Centrolene notosticta
- Conservation status: Least Concern (IUCN 3.1)

Scientific classification
- Kingdom: Animalia
- Phylum: Chordata
- Class: Amphibia
- Order: Anura
- Family: Centrolenidae
- Genus: Centrolene
- Species: C. notosticta
- Binomial name: Centrolene notosticta Ruiz-Carranza and Lynch, 1991
- Synonyms: Centrolene notostictum;

= Centrolene notosticta =

- Authority: Ruiz-Carranza and Lynch, 1991
- Conservation status: LC
- Synonyms: Centrolene notostictum

Species of frog

Centrolene notosticta (common name: cordillera giant glass frog) is a species of frog in the family Centrolenidae. It is found on the Cordillera Oriental in Colombia (Cundinamarca, Boyacá, Santander, and Norte de Santander departments) and on its extension to north, Serranía del Perijá, in the Zulia state in Venezuela.

==Description==
Males measure 19–23 mm in snout–vent length. They have a truncate snout and shagreen dorsum with spinules.

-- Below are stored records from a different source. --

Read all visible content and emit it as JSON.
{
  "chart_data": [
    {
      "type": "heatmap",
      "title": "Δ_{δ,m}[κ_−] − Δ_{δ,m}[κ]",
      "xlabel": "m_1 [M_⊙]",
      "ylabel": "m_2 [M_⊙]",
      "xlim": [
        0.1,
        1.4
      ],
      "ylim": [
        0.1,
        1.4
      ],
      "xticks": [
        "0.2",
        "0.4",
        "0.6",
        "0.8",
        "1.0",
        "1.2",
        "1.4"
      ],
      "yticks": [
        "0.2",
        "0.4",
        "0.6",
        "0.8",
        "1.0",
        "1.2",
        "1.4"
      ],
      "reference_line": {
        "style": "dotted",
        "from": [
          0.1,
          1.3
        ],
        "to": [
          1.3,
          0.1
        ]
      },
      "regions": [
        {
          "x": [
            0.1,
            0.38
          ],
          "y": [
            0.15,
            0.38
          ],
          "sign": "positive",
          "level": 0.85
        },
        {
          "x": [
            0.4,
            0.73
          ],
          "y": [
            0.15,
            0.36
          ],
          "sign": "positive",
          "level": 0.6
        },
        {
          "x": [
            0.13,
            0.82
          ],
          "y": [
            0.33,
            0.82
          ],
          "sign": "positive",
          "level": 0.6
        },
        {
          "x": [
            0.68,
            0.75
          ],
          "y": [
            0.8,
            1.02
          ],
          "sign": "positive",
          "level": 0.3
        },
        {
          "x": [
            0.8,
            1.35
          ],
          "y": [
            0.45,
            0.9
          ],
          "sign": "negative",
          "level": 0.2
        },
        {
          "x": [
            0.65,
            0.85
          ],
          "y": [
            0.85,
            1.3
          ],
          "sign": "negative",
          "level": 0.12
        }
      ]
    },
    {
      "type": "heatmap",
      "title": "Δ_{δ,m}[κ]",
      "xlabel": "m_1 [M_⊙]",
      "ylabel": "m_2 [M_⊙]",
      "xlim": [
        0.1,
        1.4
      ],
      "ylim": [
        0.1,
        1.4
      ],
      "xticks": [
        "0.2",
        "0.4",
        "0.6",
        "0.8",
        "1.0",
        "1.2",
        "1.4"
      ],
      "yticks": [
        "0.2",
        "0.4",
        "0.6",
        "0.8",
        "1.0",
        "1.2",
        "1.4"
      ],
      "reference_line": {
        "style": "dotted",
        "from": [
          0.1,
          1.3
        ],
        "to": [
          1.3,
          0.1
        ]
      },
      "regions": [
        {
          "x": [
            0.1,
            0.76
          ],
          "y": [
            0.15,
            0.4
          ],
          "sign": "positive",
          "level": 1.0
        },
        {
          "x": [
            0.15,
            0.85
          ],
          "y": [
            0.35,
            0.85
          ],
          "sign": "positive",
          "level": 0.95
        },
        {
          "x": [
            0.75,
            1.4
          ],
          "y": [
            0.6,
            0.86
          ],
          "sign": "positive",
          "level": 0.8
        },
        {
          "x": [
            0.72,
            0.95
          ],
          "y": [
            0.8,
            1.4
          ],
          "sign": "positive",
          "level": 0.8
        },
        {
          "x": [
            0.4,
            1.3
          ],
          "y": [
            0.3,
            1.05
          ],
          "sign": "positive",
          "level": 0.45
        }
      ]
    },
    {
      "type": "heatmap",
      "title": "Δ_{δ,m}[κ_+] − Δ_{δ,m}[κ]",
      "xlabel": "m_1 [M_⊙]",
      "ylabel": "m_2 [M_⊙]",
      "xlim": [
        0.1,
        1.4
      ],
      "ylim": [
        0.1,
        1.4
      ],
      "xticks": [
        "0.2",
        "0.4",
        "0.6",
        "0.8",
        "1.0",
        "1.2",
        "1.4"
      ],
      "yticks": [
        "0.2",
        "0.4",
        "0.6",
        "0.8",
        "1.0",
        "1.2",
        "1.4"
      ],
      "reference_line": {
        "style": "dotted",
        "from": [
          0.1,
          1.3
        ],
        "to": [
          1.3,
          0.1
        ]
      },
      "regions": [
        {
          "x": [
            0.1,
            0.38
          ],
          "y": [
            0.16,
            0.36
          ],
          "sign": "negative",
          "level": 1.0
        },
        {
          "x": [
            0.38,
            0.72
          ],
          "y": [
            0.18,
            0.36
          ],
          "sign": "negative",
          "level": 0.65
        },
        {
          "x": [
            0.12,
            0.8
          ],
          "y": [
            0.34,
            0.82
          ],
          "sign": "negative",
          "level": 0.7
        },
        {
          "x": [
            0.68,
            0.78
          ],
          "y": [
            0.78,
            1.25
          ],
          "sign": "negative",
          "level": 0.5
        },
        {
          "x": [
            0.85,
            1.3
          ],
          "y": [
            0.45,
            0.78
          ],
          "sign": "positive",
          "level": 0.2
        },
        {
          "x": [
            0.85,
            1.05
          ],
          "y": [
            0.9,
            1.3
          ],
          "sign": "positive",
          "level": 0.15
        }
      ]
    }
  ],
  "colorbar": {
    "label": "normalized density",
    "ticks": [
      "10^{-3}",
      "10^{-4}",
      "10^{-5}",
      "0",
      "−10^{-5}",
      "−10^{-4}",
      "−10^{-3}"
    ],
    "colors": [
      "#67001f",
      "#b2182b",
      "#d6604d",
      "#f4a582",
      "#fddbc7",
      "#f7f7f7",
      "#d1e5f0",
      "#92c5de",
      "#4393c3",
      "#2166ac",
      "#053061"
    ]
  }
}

Centrolene notosticta is one of the few Centroleninae species in which females place egg clutches on undersides of leaves.

==Habitat and conservation==
The species' natural habitats are old growth cloud forests where it occurs on streamside vegetation. Tadpoles develop in water. Its elevational range is 1600–2440 m asl.

It is an abundant species. Habitat loss and introduced species (trout) are threats, although it is not considered threatened as a whole.